Александр Полежаев - Стихотворения и поэмы
Лирика в силу своей специфики (сжатость текста) побуждала Полежаева к предельно обобщенным и лаконичным образам массы. Толпа здесь изображается непосредственно, как реальное окружение автобиографического героя, например — «народная толпа» в «Иване Великом». Иногда это «толпа знакомцев вероломных» («Раскаяние»).
В ряде стихотворений с условным сюжетом толпа — своеобразное действующее лицо. В «Осужденном», например, узник готовится к выходу на площадь, «кипящую» падкой на кровавые зрелища толпой. В «Песни пленного ирокезца» героя истязает целое скопище мучителей. А ему в этом кошмаре слышатся голоса теней умерших предков, которые обещают сойти на землю «совокупной толпой» и отомстить за него. В «Ренегате» «влюбленный сибарит» «пожирает взором» прелести многочисленных наложниц гарема.
Но толпа не только скученность и многочисленность.

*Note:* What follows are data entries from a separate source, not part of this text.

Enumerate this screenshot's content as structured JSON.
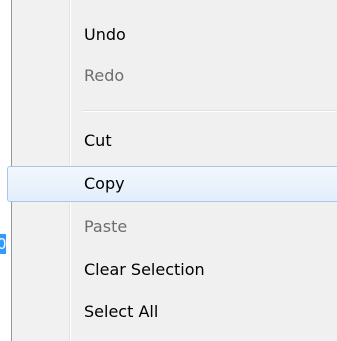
{
  "editor": {
    "selected_text_fragment": "0"
  },
  "context_menu": {
    "items": [
      {
        "label": "Undo",
        "enabled": true
      },
      {
        "label": "Redo",
        "enabled": false
      },
      {
        "label": "Cut",
        "enabled": true
      },
      {
        "label": "Copy",
        "enabled": true,
        "highlighted": true
      },
      {
        "label": "Paste",
        "enabled": false
      },
      {
        "label": "Clear Selection",
        "enabled": true
      },
      {
        "label": "Select All",
        "enabled": true
      }
    ]
  },
  "colors": {
    "menu_background": "#f0f0f0",
    "highlight_border": "#a8c8ea",
    "highlight_fill": "#e8f1fc",
    "disabled_text": "#6d6d6d",
    "selection_background": "#3399ff"
  }
}
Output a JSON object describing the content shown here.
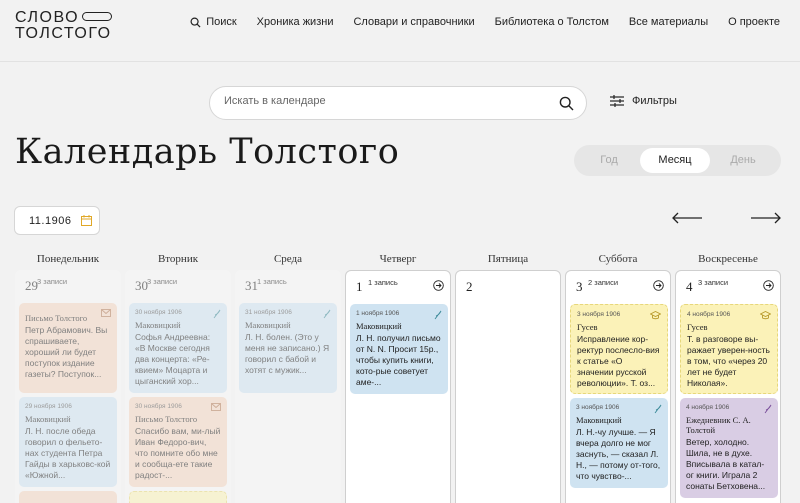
{
  "header": {
    "logo_line1": "СЛОВО",
    "logo_line2": "ТОЛСТОГО",
    "nav": [
      "Поиск",
      "Хроника жизни",
      "Словари и справочники",
      "Библиотека о Толстом",
      "Все материалы",
      "О проекте"
    ]
  },
  "search": {
    "placeholder": "Искать в календаре",
    "filters_label": "Фильтры"
  },
  "title": "Календарь Толстого",
  "view_switch": {
    "options": [
      "Год",
      "Месяц",
      "День"
    ],
    "active": "Месяц"
  },
  "date_value": "11.1906",
  "weekdays": [
    "Понедельник",
    "Вторник",
    "Среда",
    "Четверг",
    "Пятница",
    "Суббота",
    "Воскресенье"
  ],
  "days": [
    {
      "num": "29",
      "count": "3 записи",
      "cards": [
        {
          "color": "orange",
          "date": "",
          "author": "Письмо Толстого",
          "text": "Петр Абрамович. Вы спрашиваете, хороший ли будет поступок издание газеты? Поступок..."
        },
        {
          "color": "blue",
          "date": "29 ноября 1906",
          "author": "Маковицкий",
          "text": "Л. Н. после обеда говорил о фельето-нах студента Петра Гайды в харьковс-кой «Южной..."
        }
      ]
    },
    {
      "num": "30",
      "count": "3 записи",
      "cards": [
        {
          "color": "blue",
          "date": "30 ноября 1906",
          "author": "Маковицкий",
          "text": "Софья Андреевна: «В Москве сегодня два концерта: «Ре-квием» Моцарта и цыганский хор..."
        },
        {
          "color": "orange",
          "date": "30 ноября 1906",
          "author": "Письмо Толстого",
          "text": "Спасибо вам, ми-лый Иван Федоро-вич, что помните обо мне и сообща-ете такие радост-..."
        }
      ]
    },
    {
      "num": "31",
      "count": "1 запись",
      "cards": [
        {
          "color": "blue",
          "date": "31 ноября 1906",
          "author": "Маковицкий",
          "text": "Л. Н. болен. (Это у меня не записано.) Я говорил с бабой и хотят с мужик..."
        }
      ]
    },
    {
      "num": "1",
      "count": "1 запись",
      "cards": [
        {
          "color": "blue",
          "date": "1 ноября 1906",
          "author": "Маковицкий",
          "text": "Л. Н. получил письмо от N. N. Просит 15р., чтобы купить книги, кото-рые советует аме-..."
        }
      ]
    },
    {
      "num": "2",
      "count": "",
      "cards": []
    },
    {
      "num": "3",
      "count": "2 записи",
      "cards": [
        {
          "color": "yellow",
          "date": "3 ноября 1906",
          "author": "Гусев",
          "text": "Исправление кор-ректур послесло-вия к статье «О значении русской революции». Т. оз..."
        },
        {
          "color": "blue",
          "date": "3 ноября 1906",
          "author": "Маковицкий",
          "text": "Л. Н.-чу лучше. — Я вчера долго не мог заснуть, — сказал Л. Н., — потому от-того, что чувство-..."
        }
      ]
    },
    {
      "num": "4",
      "count": "3 записи",
      "cards": [
        {
          "color": "yellow",
          "date": "4 ноября 1906",
          "author": "Гусев",
          "text": "Т. в разговоре вы-ражает уверен-ность в том, что «через 20 лет не будет Николая»."
        },
        {
          "color": "purple",
          "date": "4 ноября 1906",
          "author": "Ежедневник С. А. Толстой",
          "text": "Ветер, холодно. Шила, не в духе. Вписывала в катал-ог книги. Играла 2 сонаты Бетховена..."
        }
      ]
    }
  ]
}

Она пространственно и духовно разводит людей и создает пустыню одиночества. Пребывание в кругу совершенно чуждых для себя людей Полежаев однажды сверхлаконично обозначил одной строкой-оксюмороном: «В толпе безлюдной» («Демон вдохновения»).
Гораздо интересней условно-метафорические образы человеческой массы. В «Песни погибающего пловца», которая могла бы служить превосходным эпиграфом ко всему творчеству Полежаева, море — это, конечно, житейское море. Одинокий отважный плаватель — сын моря (читай: людей, толпы), пренебрегший друзьями, «узами любови», оставил «мирный брег». Он возлюбил вольную жизнь на безбрежных просторах грозной стихии, где некоторое время удачно лавировал, и море терпело его дерзость до определенного момента, ополчившись затем на него, чтобы погубить смельчака. Конечно, емкий смысл стихотворения не сводится к сказанному. Буря на море — это и буря ожесточенных страстей толпы, но это и душевные потрясения самого пловца, от которых он безмерно устал. Этим объясняется финал «Песни» (герой примиряется с трагической участью), который так удивлял Белинского своей кроткой тональностью.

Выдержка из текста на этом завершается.